WKFY
Kevin Vahey
kvahey@gmail.com
Thu Aug 22 03:18:02 EDT 2013
Back in the late 60's early 70's the most profitable show at WMUR-TV was
Uncle Gus.
The main sponsor for that show was a mobile home company. Why?
WMUR's research ,such as it was, showed that elders watched the show and
adopted the kids in the studio as the grandchildren they didn't have.
I personally am disgusted at Madison Avenue's disdain for older demos. The
reality is us aging boomers now have more disposable income than kids
coming out of college.
On Thu, Aug 22, 2013 at 2:01 AM, Donna Halper <dlh@donnahalper.com> wrote:
> On 8/22/2013 1:44 AM, Kevin Vahey wrote:
>
>> A long term staffer at WODS told me that the station died because the
>> CBS/Boston sales staff (which is 100% commission ) had no clue how to sell
>> to an older demo.
>>
>>
> This conversation reminds me of the one that was had about the old WJIB.
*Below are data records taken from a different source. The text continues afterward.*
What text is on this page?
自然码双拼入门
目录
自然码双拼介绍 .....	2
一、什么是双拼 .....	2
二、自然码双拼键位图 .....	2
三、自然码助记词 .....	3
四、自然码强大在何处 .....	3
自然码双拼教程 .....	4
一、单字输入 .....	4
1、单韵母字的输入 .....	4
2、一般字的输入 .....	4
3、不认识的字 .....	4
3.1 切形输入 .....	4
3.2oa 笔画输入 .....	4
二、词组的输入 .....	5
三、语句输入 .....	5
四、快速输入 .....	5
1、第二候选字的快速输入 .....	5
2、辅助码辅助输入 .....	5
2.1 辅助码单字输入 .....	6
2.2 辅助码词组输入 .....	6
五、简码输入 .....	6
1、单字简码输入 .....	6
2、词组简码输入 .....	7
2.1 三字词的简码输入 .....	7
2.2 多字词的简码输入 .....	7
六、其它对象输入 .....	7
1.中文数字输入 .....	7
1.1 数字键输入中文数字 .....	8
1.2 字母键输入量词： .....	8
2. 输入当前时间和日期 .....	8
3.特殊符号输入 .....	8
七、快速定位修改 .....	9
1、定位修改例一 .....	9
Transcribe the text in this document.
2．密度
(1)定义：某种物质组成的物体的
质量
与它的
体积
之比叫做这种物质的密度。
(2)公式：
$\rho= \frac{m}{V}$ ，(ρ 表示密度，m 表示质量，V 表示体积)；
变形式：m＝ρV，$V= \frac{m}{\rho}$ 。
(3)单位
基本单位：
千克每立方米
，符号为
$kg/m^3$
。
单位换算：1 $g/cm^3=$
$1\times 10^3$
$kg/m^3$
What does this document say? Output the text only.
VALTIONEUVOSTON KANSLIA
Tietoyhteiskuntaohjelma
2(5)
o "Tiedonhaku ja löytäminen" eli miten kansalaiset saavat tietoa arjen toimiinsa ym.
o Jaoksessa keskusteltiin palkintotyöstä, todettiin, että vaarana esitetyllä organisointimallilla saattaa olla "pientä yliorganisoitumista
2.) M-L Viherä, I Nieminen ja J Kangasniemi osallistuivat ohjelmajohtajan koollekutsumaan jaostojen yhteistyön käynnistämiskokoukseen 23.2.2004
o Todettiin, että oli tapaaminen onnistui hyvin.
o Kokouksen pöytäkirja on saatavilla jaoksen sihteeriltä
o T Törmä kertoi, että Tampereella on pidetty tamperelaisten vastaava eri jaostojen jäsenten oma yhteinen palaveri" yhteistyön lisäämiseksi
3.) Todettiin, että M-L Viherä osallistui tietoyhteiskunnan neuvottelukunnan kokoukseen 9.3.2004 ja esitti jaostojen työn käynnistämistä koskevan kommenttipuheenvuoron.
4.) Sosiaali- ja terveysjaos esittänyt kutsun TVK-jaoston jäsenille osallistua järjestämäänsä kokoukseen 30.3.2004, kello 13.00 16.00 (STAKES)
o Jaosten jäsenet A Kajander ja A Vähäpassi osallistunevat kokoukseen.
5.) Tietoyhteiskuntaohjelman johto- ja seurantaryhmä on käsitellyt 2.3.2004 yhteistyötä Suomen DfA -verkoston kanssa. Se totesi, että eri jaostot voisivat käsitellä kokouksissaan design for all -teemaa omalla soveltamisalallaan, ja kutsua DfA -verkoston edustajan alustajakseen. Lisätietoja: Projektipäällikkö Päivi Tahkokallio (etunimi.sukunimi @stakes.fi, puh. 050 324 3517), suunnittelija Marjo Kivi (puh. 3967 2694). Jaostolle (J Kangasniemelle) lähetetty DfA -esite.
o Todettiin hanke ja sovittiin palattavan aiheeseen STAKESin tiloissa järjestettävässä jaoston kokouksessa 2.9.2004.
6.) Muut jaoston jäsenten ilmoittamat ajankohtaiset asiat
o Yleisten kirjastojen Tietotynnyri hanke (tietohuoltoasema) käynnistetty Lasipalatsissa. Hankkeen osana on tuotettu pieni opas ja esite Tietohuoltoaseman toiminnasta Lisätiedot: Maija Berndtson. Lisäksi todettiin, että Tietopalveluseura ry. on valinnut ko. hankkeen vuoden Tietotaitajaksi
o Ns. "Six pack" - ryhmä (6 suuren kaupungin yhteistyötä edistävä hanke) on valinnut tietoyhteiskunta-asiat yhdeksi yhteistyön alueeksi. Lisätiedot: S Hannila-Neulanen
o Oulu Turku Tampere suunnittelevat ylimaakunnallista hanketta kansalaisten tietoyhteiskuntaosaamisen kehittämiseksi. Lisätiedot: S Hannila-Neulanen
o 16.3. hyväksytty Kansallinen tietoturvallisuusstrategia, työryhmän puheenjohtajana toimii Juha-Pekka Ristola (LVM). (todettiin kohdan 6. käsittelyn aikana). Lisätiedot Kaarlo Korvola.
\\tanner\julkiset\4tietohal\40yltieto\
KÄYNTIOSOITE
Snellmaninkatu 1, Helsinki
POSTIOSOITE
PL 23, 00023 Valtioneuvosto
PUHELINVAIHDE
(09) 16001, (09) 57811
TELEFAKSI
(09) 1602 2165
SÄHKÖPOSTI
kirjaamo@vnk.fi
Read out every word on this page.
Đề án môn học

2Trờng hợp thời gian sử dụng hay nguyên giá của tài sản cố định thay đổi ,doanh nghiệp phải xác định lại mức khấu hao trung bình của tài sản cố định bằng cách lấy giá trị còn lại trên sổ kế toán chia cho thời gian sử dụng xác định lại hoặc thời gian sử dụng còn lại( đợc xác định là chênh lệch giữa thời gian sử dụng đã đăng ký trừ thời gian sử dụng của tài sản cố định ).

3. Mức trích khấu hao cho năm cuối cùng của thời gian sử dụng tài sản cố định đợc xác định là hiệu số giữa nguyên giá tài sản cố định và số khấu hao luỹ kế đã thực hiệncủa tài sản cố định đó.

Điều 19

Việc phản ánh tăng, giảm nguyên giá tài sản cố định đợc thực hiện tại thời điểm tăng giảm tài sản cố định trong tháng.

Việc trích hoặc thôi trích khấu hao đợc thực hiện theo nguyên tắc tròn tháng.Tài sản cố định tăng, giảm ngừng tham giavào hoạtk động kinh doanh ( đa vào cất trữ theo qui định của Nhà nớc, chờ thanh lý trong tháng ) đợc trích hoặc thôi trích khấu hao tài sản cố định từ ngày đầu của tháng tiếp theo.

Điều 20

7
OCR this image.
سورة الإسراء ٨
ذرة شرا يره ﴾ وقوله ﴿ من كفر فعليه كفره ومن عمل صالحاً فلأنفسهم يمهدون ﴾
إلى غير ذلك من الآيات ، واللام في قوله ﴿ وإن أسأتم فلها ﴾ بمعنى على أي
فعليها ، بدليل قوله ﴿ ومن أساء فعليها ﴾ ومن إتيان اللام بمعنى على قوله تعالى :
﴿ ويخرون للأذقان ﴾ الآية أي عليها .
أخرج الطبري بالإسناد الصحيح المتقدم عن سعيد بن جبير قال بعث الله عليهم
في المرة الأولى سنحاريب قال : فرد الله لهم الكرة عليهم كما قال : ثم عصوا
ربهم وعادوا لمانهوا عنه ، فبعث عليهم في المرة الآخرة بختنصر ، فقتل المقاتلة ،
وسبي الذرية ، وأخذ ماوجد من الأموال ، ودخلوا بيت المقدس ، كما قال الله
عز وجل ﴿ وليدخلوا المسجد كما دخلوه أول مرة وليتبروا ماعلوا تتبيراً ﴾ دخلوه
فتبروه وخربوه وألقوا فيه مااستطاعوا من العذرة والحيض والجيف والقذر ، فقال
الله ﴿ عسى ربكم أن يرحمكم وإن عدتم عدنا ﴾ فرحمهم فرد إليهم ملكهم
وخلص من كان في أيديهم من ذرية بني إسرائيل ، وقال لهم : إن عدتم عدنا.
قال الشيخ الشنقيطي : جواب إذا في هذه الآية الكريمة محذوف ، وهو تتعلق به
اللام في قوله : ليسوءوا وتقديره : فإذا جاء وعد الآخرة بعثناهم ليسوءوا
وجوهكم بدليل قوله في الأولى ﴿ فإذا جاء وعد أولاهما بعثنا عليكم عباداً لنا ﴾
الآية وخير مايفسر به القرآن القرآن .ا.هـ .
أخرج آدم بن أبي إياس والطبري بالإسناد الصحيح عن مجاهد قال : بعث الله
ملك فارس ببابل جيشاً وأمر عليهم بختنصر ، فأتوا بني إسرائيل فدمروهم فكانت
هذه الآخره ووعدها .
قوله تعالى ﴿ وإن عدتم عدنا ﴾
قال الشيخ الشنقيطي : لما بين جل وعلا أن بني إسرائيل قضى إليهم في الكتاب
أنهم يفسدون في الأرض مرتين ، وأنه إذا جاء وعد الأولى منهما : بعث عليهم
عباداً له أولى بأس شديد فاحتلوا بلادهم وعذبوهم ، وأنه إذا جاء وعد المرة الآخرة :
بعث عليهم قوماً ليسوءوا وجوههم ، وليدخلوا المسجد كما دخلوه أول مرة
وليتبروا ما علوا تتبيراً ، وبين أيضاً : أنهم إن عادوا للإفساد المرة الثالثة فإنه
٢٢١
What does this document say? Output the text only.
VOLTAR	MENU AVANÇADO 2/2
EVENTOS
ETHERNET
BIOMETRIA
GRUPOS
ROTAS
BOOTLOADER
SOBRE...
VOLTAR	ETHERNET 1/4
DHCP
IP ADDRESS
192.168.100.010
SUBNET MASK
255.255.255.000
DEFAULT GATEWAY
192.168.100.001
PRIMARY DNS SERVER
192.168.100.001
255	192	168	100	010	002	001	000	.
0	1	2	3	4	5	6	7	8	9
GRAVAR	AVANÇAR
> Back when "beautiful music" was number one, supposedly the format died
> because it was no longer salable-- except it still had big numbers in many
> cities. Trouble is, they were "the wrong numbers"-- older adults. Buyers
> just wanted 18-34 year olds. This belief has also killed a number of TV
> shows with demos that were considered "too old." With people living and
> working longer, and with so many baby boomer still big fans of music, you'd
> think agencies would realize the 55+ demo is a good one to attract.